Notre groupe, en tant que groupe de femmes musulmanes venant de différents horizons culturels et sociaux et liées par des valeurs spirituelles communes, aspire à tout cela non pas comme une utopie mais comme un espoir pour des lendemains moins hostiles et plus sereins à vivre pour nos enfants et pour l’humanité toute entière…

Asma Lamrabet, GIERFI, Septembre 2008

Asma Lamrabet (Maroc) est présidente du GIERFI. Les deux autres fondatrices en sont Yaratullah Monturiol (Espagne), secrétaire générale du GIERFI, et Malika Hamidi (Belgique), porte-parole du mouvement.

[1] Réformes des codes de la famille en Tunisie et au Maroc.

[2] L’universalisme moderne prétend se détacher de toute transcendance, or le véritable universel est celui qui est défini en commun par l’ensemble des cultures et civilisations et par leurs apports respectifs.

[3] Il faudrait aussi s’entendre sur le concept de laïcité : de quelle laïcité parle-t-on ? Ou plutôt de quel modèle de laïcité s’agit-il ? En tant qu’espace de neutralité, de respect de toutes les croyances et de distinction entre le religieux et le politique, la laïcité ne doit normalement pas poser de problèmes aux musulmans occidentaux, bien au contraire. Cependant, en terre d’islam, ce concept a généralement été mal perçu, car souvent confondu avec l’athéisme et, dans un passé récent, revendiqué par des régimes antidémocratiques voire despotiques.

[4] Ijtihad : effort intellectuel réalisé en vu de formuler un avis juridique dans le cas où les sources de référence restent silencieuses.

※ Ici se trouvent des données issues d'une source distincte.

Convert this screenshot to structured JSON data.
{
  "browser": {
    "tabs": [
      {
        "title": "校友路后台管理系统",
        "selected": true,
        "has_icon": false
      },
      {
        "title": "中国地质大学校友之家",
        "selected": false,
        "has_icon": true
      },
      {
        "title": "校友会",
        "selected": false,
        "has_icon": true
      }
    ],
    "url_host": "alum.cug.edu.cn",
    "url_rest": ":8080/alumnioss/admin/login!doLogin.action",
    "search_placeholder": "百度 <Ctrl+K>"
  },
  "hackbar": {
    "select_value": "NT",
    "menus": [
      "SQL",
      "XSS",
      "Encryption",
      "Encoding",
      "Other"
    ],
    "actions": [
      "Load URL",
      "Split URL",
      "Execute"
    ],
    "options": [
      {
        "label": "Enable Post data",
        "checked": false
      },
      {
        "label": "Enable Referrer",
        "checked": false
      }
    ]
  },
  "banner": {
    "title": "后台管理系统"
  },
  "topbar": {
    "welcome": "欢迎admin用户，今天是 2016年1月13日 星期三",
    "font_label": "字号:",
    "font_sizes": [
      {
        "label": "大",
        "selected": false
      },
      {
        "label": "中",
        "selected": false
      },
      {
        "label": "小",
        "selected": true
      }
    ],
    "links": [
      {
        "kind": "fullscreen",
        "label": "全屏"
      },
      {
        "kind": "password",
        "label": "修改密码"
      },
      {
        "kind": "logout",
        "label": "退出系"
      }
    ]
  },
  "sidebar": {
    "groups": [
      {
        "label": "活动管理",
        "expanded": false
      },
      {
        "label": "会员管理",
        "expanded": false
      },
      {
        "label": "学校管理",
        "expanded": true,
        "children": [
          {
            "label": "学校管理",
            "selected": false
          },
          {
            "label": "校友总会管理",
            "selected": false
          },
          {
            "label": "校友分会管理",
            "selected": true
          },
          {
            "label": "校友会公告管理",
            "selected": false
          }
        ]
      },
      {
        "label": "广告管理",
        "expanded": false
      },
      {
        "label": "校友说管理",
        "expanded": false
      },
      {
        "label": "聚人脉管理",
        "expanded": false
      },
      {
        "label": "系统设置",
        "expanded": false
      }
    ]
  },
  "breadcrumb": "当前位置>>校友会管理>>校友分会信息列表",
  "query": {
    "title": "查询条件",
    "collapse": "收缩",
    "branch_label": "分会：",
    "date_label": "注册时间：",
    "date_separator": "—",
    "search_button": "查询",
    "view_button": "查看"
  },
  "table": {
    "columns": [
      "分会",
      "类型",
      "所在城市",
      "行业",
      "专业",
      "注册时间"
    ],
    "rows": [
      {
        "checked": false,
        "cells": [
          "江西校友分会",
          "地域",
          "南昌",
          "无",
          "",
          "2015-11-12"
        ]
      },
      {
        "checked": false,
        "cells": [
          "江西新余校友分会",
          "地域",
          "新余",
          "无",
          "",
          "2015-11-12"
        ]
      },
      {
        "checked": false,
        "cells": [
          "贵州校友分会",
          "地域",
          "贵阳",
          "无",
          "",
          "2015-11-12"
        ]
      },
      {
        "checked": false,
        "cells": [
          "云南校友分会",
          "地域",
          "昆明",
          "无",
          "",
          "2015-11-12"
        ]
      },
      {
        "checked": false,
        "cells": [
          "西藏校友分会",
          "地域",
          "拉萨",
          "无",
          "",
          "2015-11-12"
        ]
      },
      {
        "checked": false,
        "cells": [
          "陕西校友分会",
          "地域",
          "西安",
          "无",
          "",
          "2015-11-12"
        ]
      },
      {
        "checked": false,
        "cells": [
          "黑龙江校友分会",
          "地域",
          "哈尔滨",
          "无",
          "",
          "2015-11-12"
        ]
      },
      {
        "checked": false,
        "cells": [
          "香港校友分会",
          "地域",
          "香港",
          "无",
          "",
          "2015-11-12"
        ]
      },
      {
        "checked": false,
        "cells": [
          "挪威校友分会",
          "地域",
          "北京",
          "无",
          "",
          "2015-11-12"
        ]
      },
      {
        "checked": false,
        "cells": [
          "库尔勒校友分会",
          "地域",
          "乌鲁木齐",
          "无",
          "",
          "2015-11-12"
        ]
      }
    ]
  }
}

[5] De très nombreuses femmes, particulièrement musulmanes, ne s’identifient pas avec le féminisme du fait de sa connotation occidentalisée et surtout parce que certains mouvements féministes ont développé une attitude hostile envers les hommes et la notion de famille en général. Or il ne faut pas confondre modèles et principes, et considérer tout le mouvement féministe comme homogène alors qu’il est profondément hétéroclite. Ceci dit, plusieurs femmes farouchement opposées à la dénomination féministe en utilisent néanmoins les analyses et les stratégies.

[6] Le féminisme post-colonial est une entité qui regroupe toutes les entités marginalisées par un féminisme occidental ethnocentrique et dominant, à savoir : le féminisme noir, africain, latino-américain, autochtone-indigène et le féminisme arabe avec son corollaire le féminisme musulman.

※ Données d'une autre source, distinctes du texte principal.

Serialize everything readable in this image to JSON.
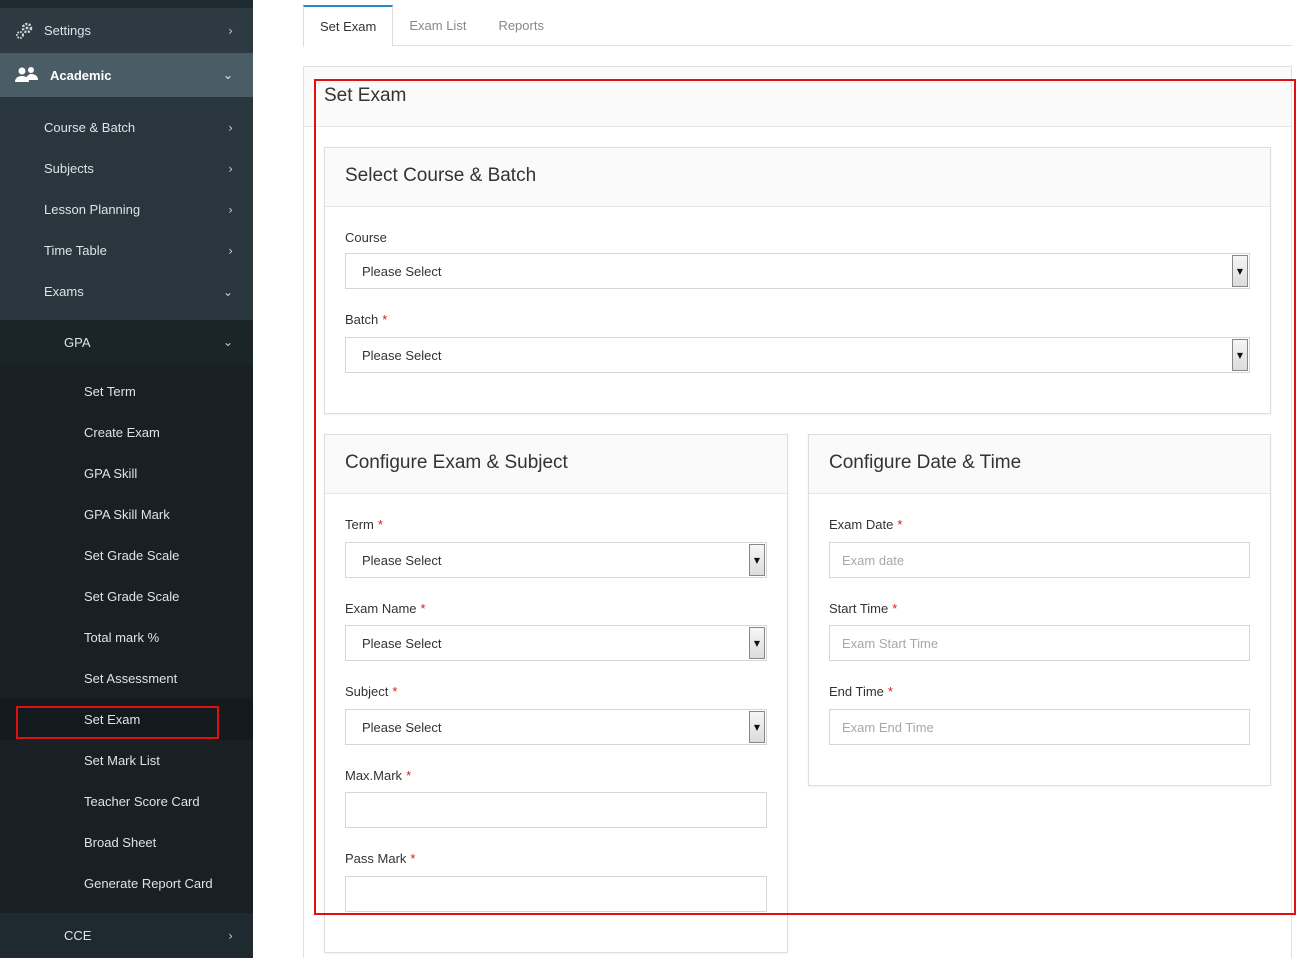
{
  "sidebar": {
    "settings": "Settings",
    "academic": "Academic",
    "level1": [
      "Course & Batch",
      "Subjects",
      "Lesson Planning",
      "Time Table",
      "Exams"
    ],
    "gpa": "GPA",
    "level3": [
      "Set Term",
      "Create Exam",
      "GPA Skill",
      "GPA Skill Mark",
      "Set Grade Scale",
      "Set Grade Scale",
      "Total mark %",
      "Set Assessment",
      "Set Exam",
      "Set Mark List",
      "Teacher Score Card",
      "Broad Sheet",
      "Generate Report Card"
    ],
    "cce": "CCE",
    "active_item": "Set Exam"
  },
  "tabs": [
    "Set Exam",
    "Exam List",
    "Reports"
  ],
  "main": {
    "title": "Set Exam",
    "course_batch": {
      "title": "Select Course & Batch",
      "course_label": "Course",
      "course_value": "Please Select",
      "batch_label": "Batch",
      "batch_value": "Please Select"
    },
    "exam_subject": {
      "title": "Configure Exam & Subject",
      "term_label": "Term",
      "term_value": "Please Select",
      "exam_name_label": "Exam Name",
      "exam_name_value": "Please Select",
      "subject_label": "Subject",
      "subject_value": "Please Select",
      "max_mark_label": "Max.Mark",
      "max_mark_value": "",
      "pass_mark_label": "Pass Mark",
      "pass_mark_value": ""
    },
    "date_time": {
      "title": "Configure Date & Time",
      "exam_date_label": "Exam Date",
      "exam_date_placeholder": "Exam date",
      "start_time_label": "Start Time",
      "start_time_placeholder": "Exam Start Time",
      "end_time_label": "End Time",
      "end_time_placeholder": "Exam End Time"
    },
    "required_mark": "*"
  },
  "colors": {
    "sidebar_bg": "#1f2a30",
    "academic_bg": "#4a5c66",
    "tab_accent": "#2a88c8",
    "required": "#d21f1f",
    "highlight": "#e01010"
  },
  "icons": {
    "settings": "gear-icon",
    "academic": "users-icon",
    "collapsed": "chevron-right-icon",
    "expanded": "chevron-down-icon",
    "select": "dropdown-arrow-icon"
  }
}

[7] C’est ce qui résulte d’une étude faite par des chercheuses suisses en études du genre de l’université de Lausanne, où elles démontrent que c’est le racisme qui a conduit à développer une vision ethnocentrique de l’émancipation des femmes, comme si seules les féministes occidentales détenaient la bonne définition de l’émancipation et les moyens d’y parvenir ; dans www.lecourrier.ch , par Corrinne Aublanc.

[8] Selon la féministe canadienne Denise Couture : « le féminisme occidental a pour défi de déconstruire son propre pli colonialiste et parmi les manières de l’aborder, il y a celui que les féministes anglo-saxonnes appellent la mise en œuvre d’une politique de la localisation qui consiste à apprendre à parler pour soi-même et à cesser de parler pour les autres ».

[9] La féministe indienne Vandanna Shiva parle de l’existence d’un véritable « racisme environnemental ».